The TUC highlighted at the time that one area where people with mental health conditions would be further disadvantaged was in the Governments imposition of employment tribunal fees. It is therefore welcome and hugely significant that these fees were ruled as unlawful in July. This is just one more example where the Government has work in opposition to its own stated aims to improve the situation. 

Turning to the NHS, more recently I’ve been involved in a number of pieces of work focused on the subject in respect of health workers. The most recent, with the Tavistock and Portman NHS Foundation Trust National Workforce Skills Development Unit. At ‘Enhancing management of psychological trauma & resilience experienced by staff working in the NHS’ we heard stats from an ongoing literature review that ‘in some papers up to 78% of nurse were reporting secondary trauma/compassion fatigue’. I’m hoping to blog about the event in the next few days to provide even more info about what went on. 

One of the things that most impressed me was, even though resilience was used as a term, I’m often struck how this can be interpreted as ‘staff need to learn how to cope better with the problems that they face’. At the event it was stated on a number of occasions how the aim of this work is to reduce the need for staff resilience in NHS employers. We’ve got an article on this subject coming up in a future #MHNjournal. 

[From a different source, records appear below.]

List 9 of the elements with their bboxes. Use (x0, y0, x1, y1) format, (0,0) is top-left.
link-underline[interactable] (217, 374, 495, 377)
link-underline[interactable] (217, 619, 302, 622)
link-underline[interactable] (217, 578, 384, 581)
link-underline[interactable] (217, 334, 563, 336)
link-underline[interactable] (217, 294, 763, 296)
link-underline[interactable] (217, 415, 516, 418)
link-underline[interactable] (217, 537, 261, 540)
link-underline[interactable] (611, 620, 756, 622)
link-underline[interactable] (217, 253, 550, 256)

BBC Radio 5 Live also recently picked up on the subject of people working in mental health organisations increasingly needing over 4 weeks sick leave to recover from their own mental health conditions. Their FOIs on the subject uncovered a 22% increase in the issue. You can hear some of my thoughts from two of the clips they used when I was interviewed on the subject here.

Even more recently, UNISON published stats from their own survey that showed a ‘rise in violent attacks by patients on NHS mental health staff’ on this subject though it’s important that this doesn’t become a health professional versus service user dispute, as John Baker highlights rather than ensuring workers get the best support to do their job in a compassionate way. 
I’ve also seen provisional results from a Unite in Health survey which adds to the concerns being highlighted by mental health workers who desperately want to do the best job they can. This will be out soon. 

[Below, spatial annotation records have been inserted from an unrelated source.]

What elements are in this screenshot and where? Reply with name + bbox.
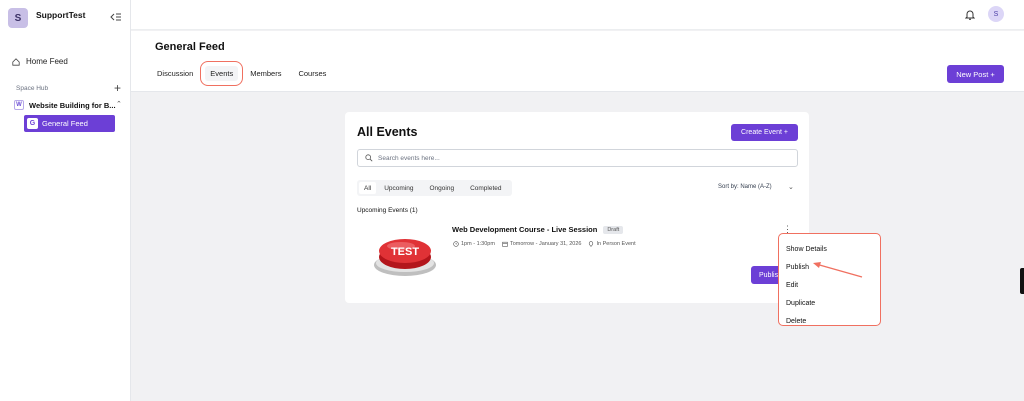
search-icon bbox=[365, 154, 373, 162]
space-hub-label: Space Hub bbox=[16, 85, 49, 92]
annotation-arrow-icon bbox=[813, 262, 863, 278]
top-bar: S bbox=[131, 0, 1024, 30]
sidebar-item-label: Home Feed bbox=[26, 57, 68, 66]
menu-item-show-details[interactable]: Show Details bbox=[779, 240, 880, 258]
user-avatar[interactable]: S bbox=[988, 6, 1004, 22]
event-image-text: TEST bbox=[391, 246, 419, 258]
chevron-up-icon[interactable]: ⌃ bbox=[116, 100, 122, 108]
workspace-switcher[interactable]: S SupportTest bbox=[8, 8, 85, 28]
collapse-sidebar-icon[interactable] bbox=[110, 11, 122, 23]
create-event-button[interactable]: Create Event + bbox=[731, 124, 798, 141]
section-label: Upcoming Events (1) bbox=[357, 207, 418, 214]
tab-events[interactable]: Events bbox=[200, 61, 244, 86]
sort-select[interactable]: Sort by: Name (A-Z) bbox=[718, 184, 772, 190]
event-row[interactable]: Web Development Course - Live Session Dr… bbox=[452, 225, 624, 234]
tab-members[interactable]: Members bbox=[250, 69, 281, 81]
sidebar-item-home-feed[interactable]: Home Feed bbox=[12, 57, 68, 66]
event-date-text: Tomorrow - January 31, 2026 bbox=[509, 241, 582, 247]
event-meta: 1pm - 1:30pm Tomorrow - January 31, 2026… bbox=[453, 241, 643, 247]
status-badge: Draft bbox=[603, 225, 624, 234]
filter-upcoming[interactable]: Upcoming bbox=[376, 182, 421, 194]
space-name: Website Building for B... bbox=[29, 100, 116, 110]
tab-courses[interactable]: Courses bbox=[298, 69, 326, 81]
filter-all[interactable]: All bbox=[359, 182, 377, 194]
menu-item-delete[interactable]: Delete bbox=[779, 312, 880, 330]
search-input[interactable] bbox=[378, 154, 778, 162]
sidebar-item-space[interactable]: W Website Building for B... bbox=[14, 100, 116, 110]
event-time-text: 1pm - 1:30pm bbox=[461, 241, 495, 247]
bell-icon[interactable] bbox=[965, 9, 975, 20]
events-title: All Events bbox=[357, 125, 418, 139]
menu-item-duplicate[interactable]: Duplicate bbox=[779, 294, 880, 312]
workspace-name: SupportTest bbox=[36, 10, 86, 20]
calendar-icon bbox=[502, 241, 508, 247]
feed-badge: G bbox=[27, 118, 38, 129]
filter-ongoing[interactable]: Ongoing bbox=[422, 182, 463, 194]
feed-header: General Feed Discussion Events Members C… bbox=[131, 31, 1024, 92]
add-space-icon[interactable]: + bbox=[114, 82, 121, 94]
sidebar-item-label: General Feed bbox=[42, 119, 88, 128]
edge-handle bbox=[1020, 268, 1024, 294]
clock-icon bbox=[453, 241, 459, 247]
event-date: Tomorrow - January 31, 2026 bbox=[502, 241, 582, 247]
tab-bar: Discussion Events Members Courses bbox=[157, 61, 343, 86]
event-location-text: In Person Event bbox=[596, 241, 636, 247]
event-filters: All Upcoming Ongoing Completed bbox=[357, 180, 512, 196]
location-pin-icon bbox=[589, 241, 594, 247]
home-icon bbox=[12, 57, 20, 66]
event-location: In Person Event bbox=[588, 241, 636, 247]
space-badge: W bbox=[14, 100, 24, 110]
event-time: 1pm - 1:30pm bbox=[453, 241, 495, 247]
page-title: General Feed bbox=[155, 41, 225, 53]
tab-discussion[interactable]: Discussion bbox=[157, 69, 193, 81]
chevron-down-icon[interactable]: ⌄ bbox=[788, 183, 794, 191]
event-thumbnail[interactable]: TEST bbox=[371, 227, 439, 279]
sidebar-item-general-feed[interactable]: G General Feed bbox=[24, 115, 115, 132]
workspace-avatar: S bbox=[8, 8, 28, 28]
event-title: Web Development Course - Live Session bbox=[452, 225, 598, 234]
new-post-button[interactable]: New Post + bbox=[947, 65, 1004, 83]
sidebar: S SupportTest Home Feed Space Hub + W We… bbox=[0, 0, 131, 401]
filter-completed[interactable]: Completed bbox=[462, 182, 509, 194]
events-card: All Events Create Event + All Upcoming O… bbox=[345, 112, 809, 303]
event-search[interactable] bbox=[357, 149, 798, 167]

Looking to the future, there’s a number of pieces of work that I’ll be developing over the next few months. One that I hope will have a positive impact on this issue is #MHNfuture. 

Having worked with more and more mental health professionals since World Mental Health Day in 2016, I’ve been struck by the commitment of the people I’ve met to improve the care they provide to fellow citizens. No matter what the hurdles they have to jump over the next year, I have no doubt that when I reflect back in 2018, they’ll be closer to their goals of doing an even better job.